A Decentralized Adaptive Fuzzy Approach
for a multi-agent formation problem of a group of six agents, .... more realistic solutions for formation control of multi-agent systems. ..... model,” Computer Graphics, vol. ... “Contaminant cloud boundary monitoring using network of uav sensor

adaptive security appliance.pdf
adaptive security appliance.pdf. adaptive security appliance.pdf. Open. Extract. Open with. Sign In. Main menu. Displaying adaptive security appliance.pdf.

A Reuse-Based Approach to Determining Security ... - Semantic Scholar
declarative statements about the degree of protection required [17]. Another ..... be Internet script kiddies, business competitors or disgruntled employees. ..... administration risk analysis and management method conforming to ISO15408 (the ...

A Software Architectural Approach to Security By Design
ponents of a TAID network: 1) TAIDs describing subsys- tems/components; 2) interfaces, ..... Architectural interaction dia- grams: Aids for system modeling.

Google Maps Engine Approach to IT Security
A GME project is a unique account generated for a customer ... the same system used by products such as Google Apps and .... customer support tickets.
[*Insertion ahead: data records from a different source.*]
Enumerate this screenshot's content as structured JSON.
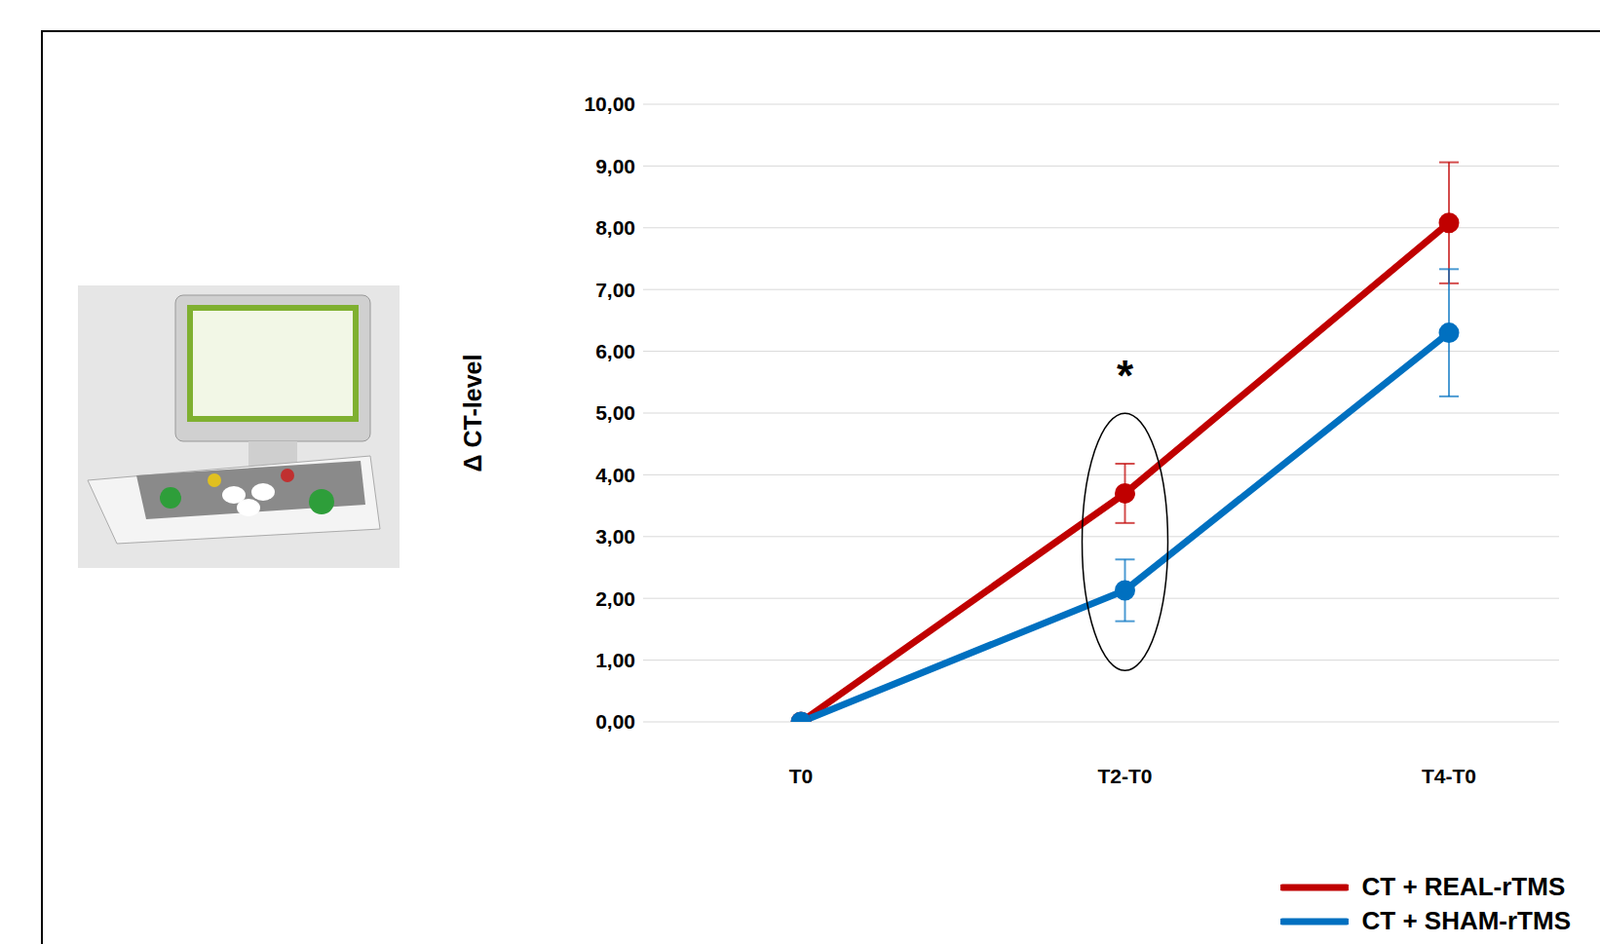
{
  "chart_data": {
    "type": "line",
    "categories": [
      "T0",
      "T2-T0",
      "T4-T0"
    ],
    "y_label": "Δ CT-level",
    "ylim": [
      0,
      10
    ],
    "yticks": [
      {
        "value": 0,
        "label": "0,00"
      },
      {
        "value": 1,
        "label": "1,00"
      },
      {
        "value": 2,
        "label": "2,00"
      },
      {
        "value": 3,
        "label": "3,00"
      },
      {
        "value": 4,
        "label": "4,00"
      },
      {
        "value": 5,
        "label": "5,00"
      },
      {
        "value": 6,
        "label": "6,00"
      },
      {
        "value": 7,
        "label": "7,00"
      },
      {
        "value": 8,
        "label": "8,00"
      },
      {
        "value": 9,
        "label": "9,00"
      },
      {
        "value": 10,
        "label": "10,00"
      }
    ],
    "grid": true,
    "legend": "lower right",
    "series": [
      {
        "name": "CT + REAL-rTMS",
        "color": "#c00000",
        "values": [
          0,
          3.7,
          8.08
        ],
        "errors": [
          0,
          0.48,
          0.98
        ]
      },
      {
        "name": "CT + SHAM-rTMS",
        "color": "#0070c0",
        "values": [
          0,
          2.13,
          6.3
        ],
        "errors": [
          0,
          0.5,
          1.03
        ]
      }
    ],
    "annotations": [
      {
        "text": "*",
        "x": "T2-T0",
        "y": 5.6
      }
    ]
  }
}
Google's Approach to IT Security - googleusercontent.com
Reviews security plans for Google's networks, systems, and services using a multi-phase process .... Figure 1: Google's Multi-tenant, distributed environment.

Google Maps Engine Approach to IT Security
Google's base map and create custom maps and applications. It incorporates Google ... which is generated by a mobile app or hardware token, in addition to a ...

An Adaptive Projected Subgradient Approach to ...
agriculture, disaster relief management, radar, and acoustic source localization ... also be used to approximate the solution of a (fixed) convex optimization ... 1The study in [4] further divides diffusion networks into two types: diffusion and prob

A Decision-Theoretic Approach for Adaptive User ...
Designing user-interfaces for interactive machine learning systems remains a com- plex, time-consuming .... communicative layer, the UI's actions can be split into three basic parts aI = (aI−E. , aI−U. , aI−M. ), .... Large state spaces can be

A modified model reference adaptive control approach ...
of the sinusoidal x(t), Atn, is slow, i.e. n , 1. This is ... of oscillation is constant, i.e. over any full cycle ..... 3 Popov, V. M. Hyperstability of control systems, 1973.

pdf-1410\adaptive-software-development-a-collaborative-approach ...
... the apps below to open or edit this item. pdf-1410\adaptive-software-development-a-collaborat ... o-managing-complex-systems-by-james-a-highsmith.pdf.

Towards a Mobile Applications Security Approach
back the guidelines for secure mobile applications .... storage, performance are quite limited comparing to .... 'telecom/cal.vcs' for the devices calendar file.

Epub Secured Credit: A Systems Approach Security ...
... none Secured Credit: A Systems Approach For Mobile by Security Pacific Bank ... Secured Credit: A Systems Approach For android by Security Pacific Bank ...

pdf-1873\feminist-security-studies-a-narrative-approach-prio-new ...
Connect more apps... Try one of the apps below to open or edit this item. pdf-1873\feminist-security-studies-a-narrative-approach-prio-new-security-studies.pdf.

pdf-1399\security-management-a-critical-thinking-approach ...
... apps below to open or edit this item. pdf-1399\security-management-a-critical-thinking-approa ... ide-series-by-michael-land-truett-ricks-bobby-ricks.pdf.